Es ist ein Lebenslauf, wie ihn wohl kaum jemand vorweisen kann. Vier eng bedruckte Seiten sind notwendig, um die wissenschaftlichen Arbeiten und Kurse die Patricia Fous-Zeiner (43) absolviert hat, aufzuzählen: Krisenintervention, Flugmedizin, Drogenlenker, Corona oder Terror sind nur einige ihrer Themen. Seit 1. März ist sie die erste Chefärztin der Wiener Polizei. Sie setzte sich gegen sechs - großteils männliche - Konkurrenten durch.
"Sie war schlichtweg die beste", sagt jemand mit Einblick in den Bewerbungsprozess.

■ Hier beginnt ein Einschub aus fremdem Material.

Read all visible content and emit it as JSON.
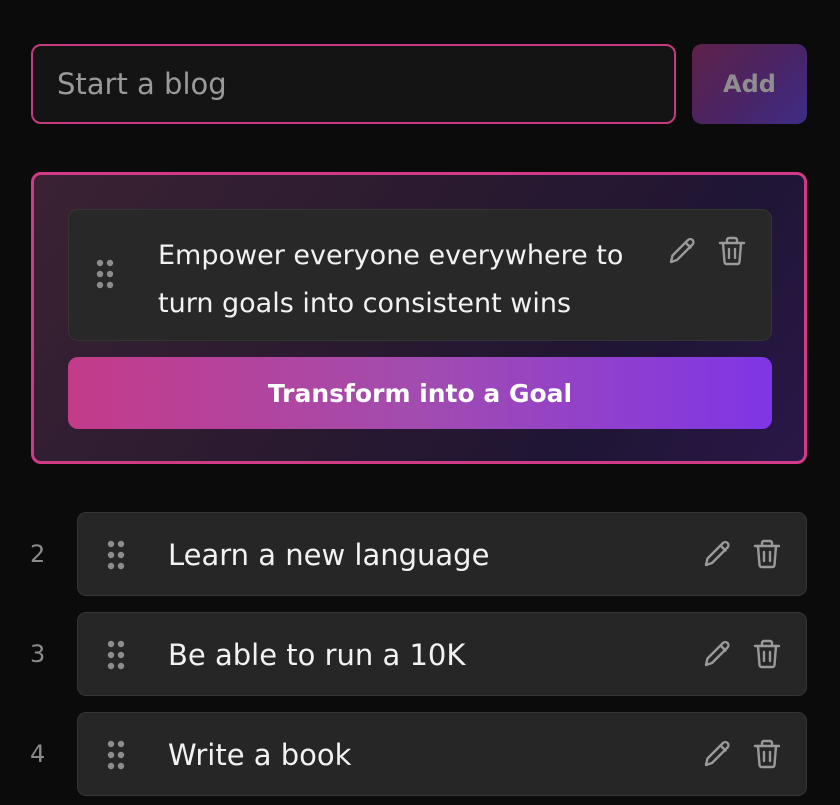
{
  "new_goal": {
    "placeholder": "Start a blog",
    "add_label": "Add"
  },
  "featured": {
    "text": "Empower everyone everywhere to turn goals into consistent wins",
    "transform_label": "Transform into a Goal"
  },
  "goals": [
    {
      "number": "2",
      "label": "Learn a new language"
    },
    {
      "number": "3",
      "label": "Be able to run a 10K"
    },
    {
      "number": "4",
      "label": "Write a book"
    }
  ],
  "icons": {
    "drag": "drag-handle-icon",
    "edit": "pencil-icon",
    "delete": "trash-icon"
  },
  "colors": {
    "background": "#0b0b0b",
    "accent_pink": "#c43b82",
    "accent_purple": "#7f35e6",
    "card": "#262626"
  }
}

Weder gab es eine (rechtlich erlaubte) Bevorzugung aufgrund des Geschlechts, noch aufgrund ihres Vaters, der frühere legendäre Chefarzt Reinhard Fous, der auch als "Vater des Alkomaten" gilt. Wie die anderen (sehr wenigen) Frauen in polizeilichen Spitzenfunktionen, sieht sie sich nicht als Vorkämpferin: Sie freue sich "auf spannende Aufgaben" und sei "sehr stolz", dass sie befördert wurde. "Aber die Pionierin im chefärztlichen Dienst war Frau Dr. Baldi, die von 1981 bis 2012 in der damaligen BPD Graz tätig war."
Bereits jeder dritte Polizeischüler ist eine Frau, auch jeder vierte Uniformierte ist weiblich. Seit 1991 sind Frauen bei der Polizei zugelassen, aber bei den höheren Funktionen beträgt ihr Anteil gerade einmal elf Prozent. An der Spitze der Pyramide schaut es noch schlimmer aus: Fünf Sektionschefs im Innenministerium, BMI-Kabinettschef, Generaldirektor für die Öffentliche Sicherheit, Bundespolizeidirektor, Leiter wichtiger Dienststellen wie Bundeskriminalamt, Korruptionsamt oder Verfassungsschutz - weit und breit nur Männer. Mit Michaela Kohlweiß ist gerade einmal eine von neun Landespolizeidirektorenstellen weiblich besetzt, nämlich in Kärnten.
Nicht weil sie sich darum riss, sondern auch mangels anderer Frauen, wurde Kohlweiß im Vorjahr Leiterin eines Ministeriumsprojekts, das herauszufinden soll, woran es hapert. Das wollte schon 2019 ein wissenschaftliches Projekt an der Grazer Karl-Franzens-Universität herausfinden. Für genauere Befragungen fand man allerdings zu wenige Frauen in Spitzenpositionen. Als mögliche Ursachen wurden identifiziert: Dienstliche Bewertungen werden vornehmlich durch männliche Chefs abgegeben, die Frauen tendenziell schlechter bewerten. Polizistinnen wären zwar körperlich im Einsatz mitunter schwächer, würden dies aber durch ihre bessere soziale Kompetenz etwa bei Verhandlungen oder Befragungen mehr als ausgleichen.
Seit über 30 Jahren im Dienst
Als Vorurteil wird in der Studie gezeigt, dass Frauen etwa wegen ihrer Familie Amtshandlungen oder Ermittlungen früher beenden würden. Das sei bei den männlichen Kollegen genauso, etwa wenn diese zum Fußball-Training wollen. Die Wissenschaft setzt dabei wenig Hoffnung auf eine rasche Lageänderung, es benötige noch Zeit, bis sich eine Änderung bei der männerdominierten Polizei durchsetze. Zwar haben die Frauen in den vergangenen 30 Jahren tatsächlich eine gewaltige Wesensänderung des Polizeiapparates bewirkt, bis das ganz nach oben durchdringt, wird aber wohl noch viel Zeit vergehen.